Heat-induced denaturation and aggregation of ovalbumin at neutral pH described by irreversible first-order kinetics
Weijers, M. ; Barneveld, P.A. ; Cohen Stuart, M.A. ; Visschers, R.W. - \ 2003
Protein Science 12 (2003). - ISSN 0961-8368 - p. 2693 - 2703.
differential scanning calorimetry - protein denaturation - beta-lactoglobulin - thermal-denaturation - globular-proteins - light-scattering - disulfide bonds - dsc data - gelation - gels
The heat-induced denaturation kinetics of two different sources of ovalbumin at pH 7 was studied by chromatography and differential scanning calorimetry. The kinetics was found to be independent of protein concentration and salt concentration, but was strongly dependent on temperature. For highly pure ovalbumin, the decrease in nondenatured native protein showed first-order dependence. The activation energy obtained with different techniques varied between 430 and 490 kJ.mole(-1). First-order behavior was studied in detail using differential scanning calorimetry. The calorimetric traces were irreversible and highly scan rate-dependent.
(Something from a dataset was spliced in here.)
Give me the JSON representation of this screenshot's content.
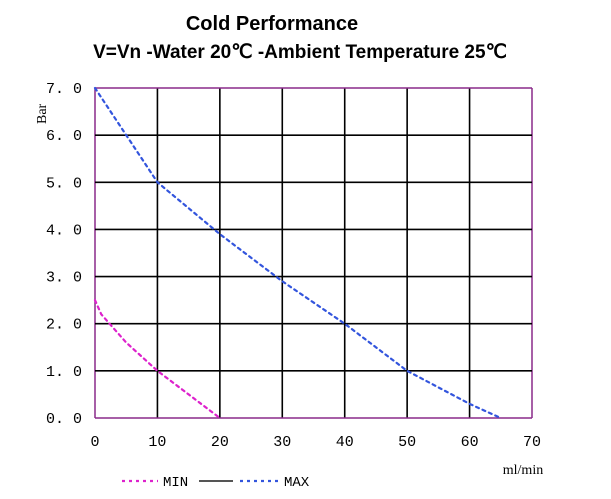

The shape of the thermograms as well as the scan rate dependence can be explained by assuming that the thermal denaturation takes place according to a simplified kinetic process N -->(k) D where N is the native state, D is denatured (or another final state) and k a first-order kinetic constant that changes with temperature, according to the Arrhenius equation. A kinetic model for the temperature-induced denaturation and aggregation of ovalbumin is presented. Commercially obtained ovalbumin was found to contain an intermediate- stable fraction (IS) of about 20% that was unable to form aggregates. The denaturation of this fraction did not satisfy first-order kinetics.